On February 2, 2011, an OSC panel comprised of two commissioners released a decision holding that MRI Sciences Inc., as well as a number of related individuals (including the current Applicants for leave), had sold securities without being registered as dealers and traded securities without a prospectus. Shortly after the release of this decision on the merits, the terms of the commissioners on that panel expired; accordingly, the OSC informed the parties that the upcoming sanctions hearing would be presided over by a differently constituted panel.

The Applicants brought a motion before the OSC to dispute the jurisdiction of a differently-constituted panel to preside over a sanctions hearing. The OSC dismissed the motion on December 6, 2011 (the Panel Composition Decision). Subsequent attempts to challenge the Panel Composition Decision before the Divisional Court were dismissed as premature.

The sanctions hearing eventually proceeded in late 2013, and the Applicants were penalized with 10-year trading bans, 10-year director and officer bans, reprimands, administrative penalties and costs.

Judicial History

Following the sanctions hearing, the Applicants commenced an appeal before the Divisional Court to once again challenge the Panel Composition Decision (among other things). At the core of the Applicants’ argument was a provision Statutory Powers Procedures Act (the SPPA) that provides as follows:

If the term of office of a member of a tribunal who has participated in a hearing expires before a decision is given, the term shall be deemed to continue, but only for the purpose of participating in the decision and for no other purpose.[1]

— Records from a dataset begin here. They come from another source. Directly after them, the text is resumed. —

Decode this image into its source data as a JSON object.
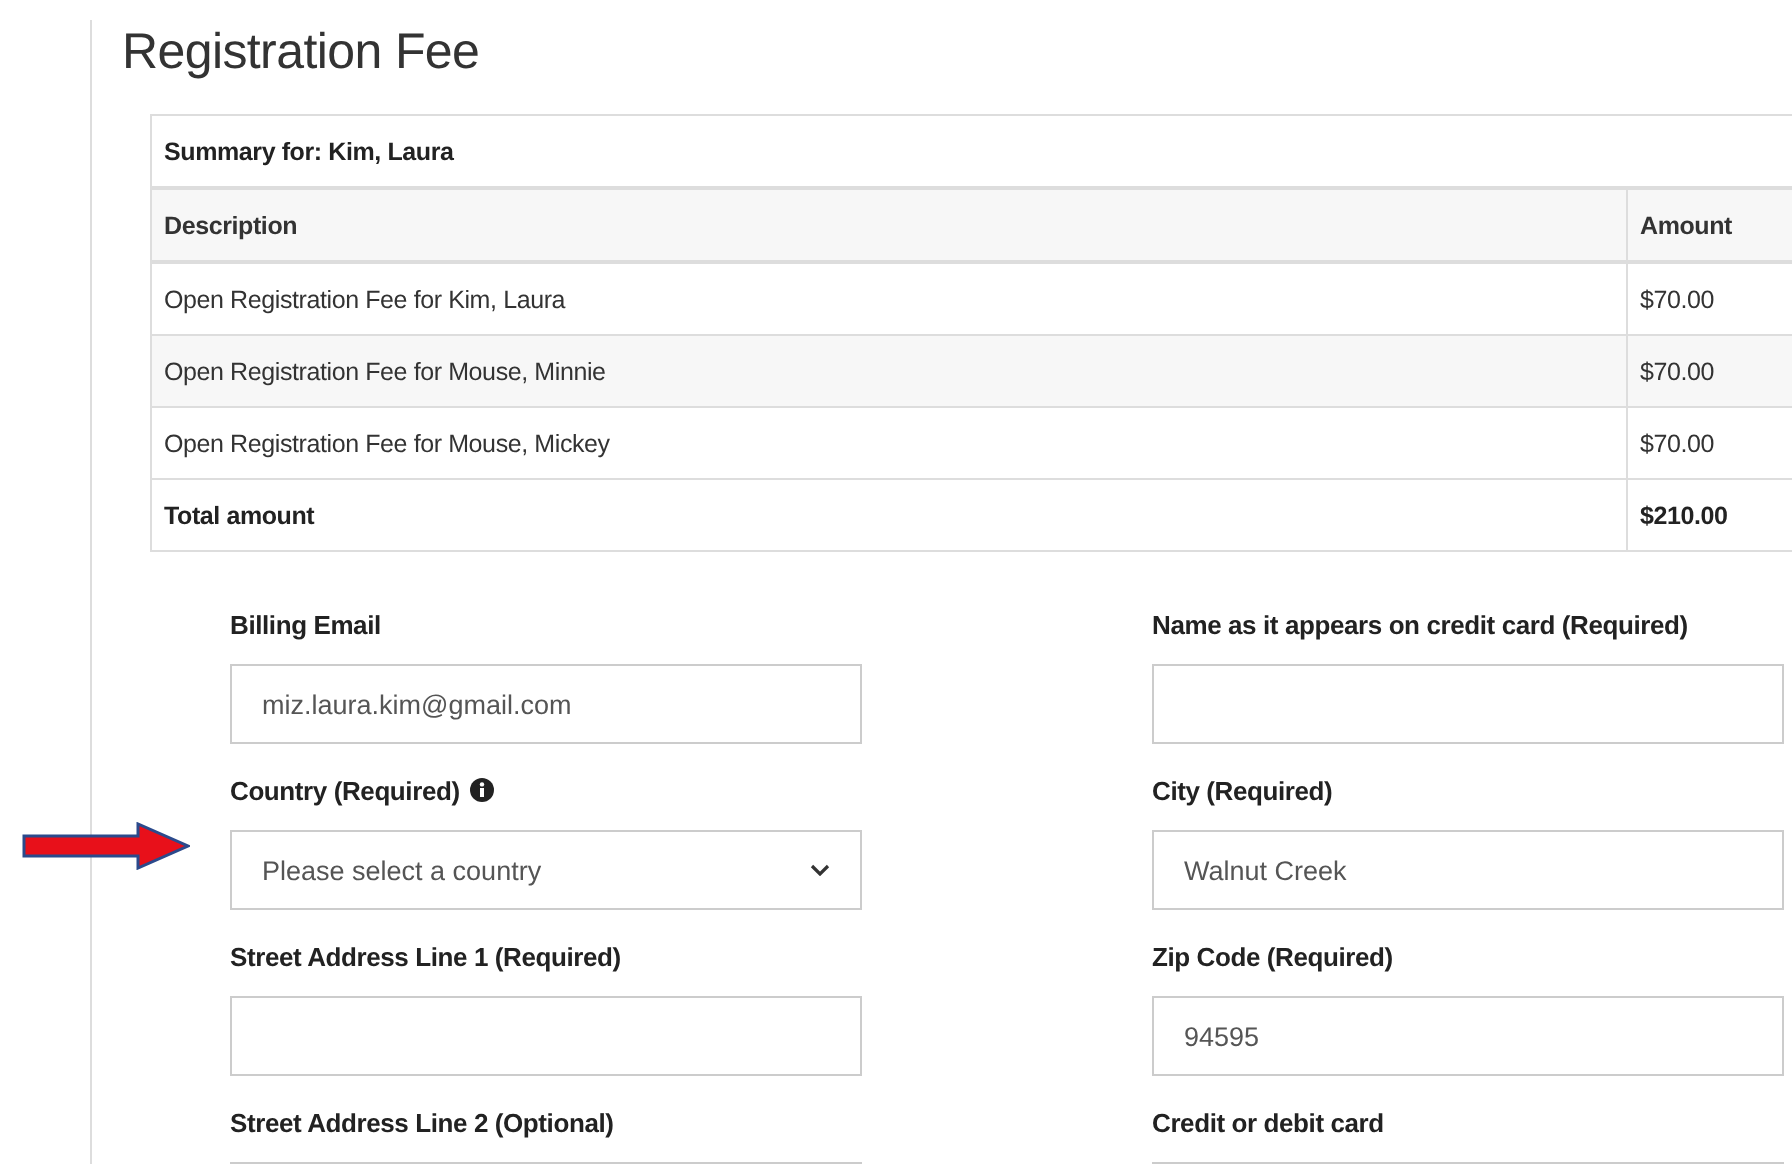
{
  "title": "Registration Fee",
  "summary": {
    "heading": "Summary for: Kim, Laura",
    "columns": [
      "Description",
      "Amount"
    ],
    "rows": [
      {
        "description": "Open Registration Fee for Kim, Laura",
        "amount": "$70.00"
      },
      {
        "description": "Open Registration Fee for Mouse, Minnie",
        "amount": "$70.00"
      },
      {
        "description": "Open Registration Fee for Mouse, Mickey",
        "amount": "$70.00"
      }
    ],
    "total": {
      "label": "Total amount",
      "amount": "$210.00"
    }
  },
  "fields": [
    {
      "label": "Billing Email",
      "kind": "input",
      "value": "miz.laura.kim@gmail.com",
      "info": false
    },
    {
      "label": "Name as it appears on credit card (Required)",
      "kind": "input",
      "info": false
    },
    {
      "label": "Country (Required)",
      "kind": "select",
      "value": "Please select a country",
      "info": true
    },
    {
      "label": "City (Required)",
      "kind": "input",
      "value": "Walnut Creek",
      "info": false
    },
    {
      "label": "Street Address Line 1 (Required)",
      "kind": "input",
      "info": false
    },
    {
      "label": "Zip Code (Required)",
      "kind": "input",
      "value": "94595",
      "info": false
    },
    {
      "label": "Street Address Line 2 (Optional)",
      "kind": "input",
      "info": false
    },
    {
      "label": "Credit or debit card",
      "kind": "input",
      "info": false
    }
  ]
}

Essentially, the Applicants argued that a merits hearing and a sanctions hearing are functionally two stages of a single quasi-judicial hearing. Therefore, the Applicants argued, the terms of commissioners presiding over the merits hearing should have been extended until the conclusion of the sanctions hearing. In response, the OSC argued that while the merits hearing and the sanctions hearing may be part of the same proceeding, they do not represent a single hearing, and the SPPA provision is therefore inapplicable; indeed, the OSC’s Rules of Procedure clearly contemplate that a proceeding and a hearing are not the same.

In a split decision, the Divisional Court dismissed the appeal. While the majority accepted that the Applicants’ interpretation of the SPPA was reasonable, it held that the OSC’s interpretation was also reasonable, which was sufficient to dismiss the appeal under the applicable standard of review. On further appeal, the Court of Appeal for Ontario agreed enthusiastically with the majority decision of the Division Court, emphasizing that there was no procedural unfairness or breach of natural justice associated with the OSC’s decision to consitute a different sanctions panel.


In refusing leave, the Supreme Court of Canada endorsed the Court of Appeal’s assessment that the current practice of bifurcating proceedings is neither contrary to the SPPA nor is it in conflict with requirements of procedural fairness, even in circumstances where a sanctions panel is differently constituted than the merits panel.

[1] Statutory Powers Procedures Act, RSO 1990, c S 22, s 4.3.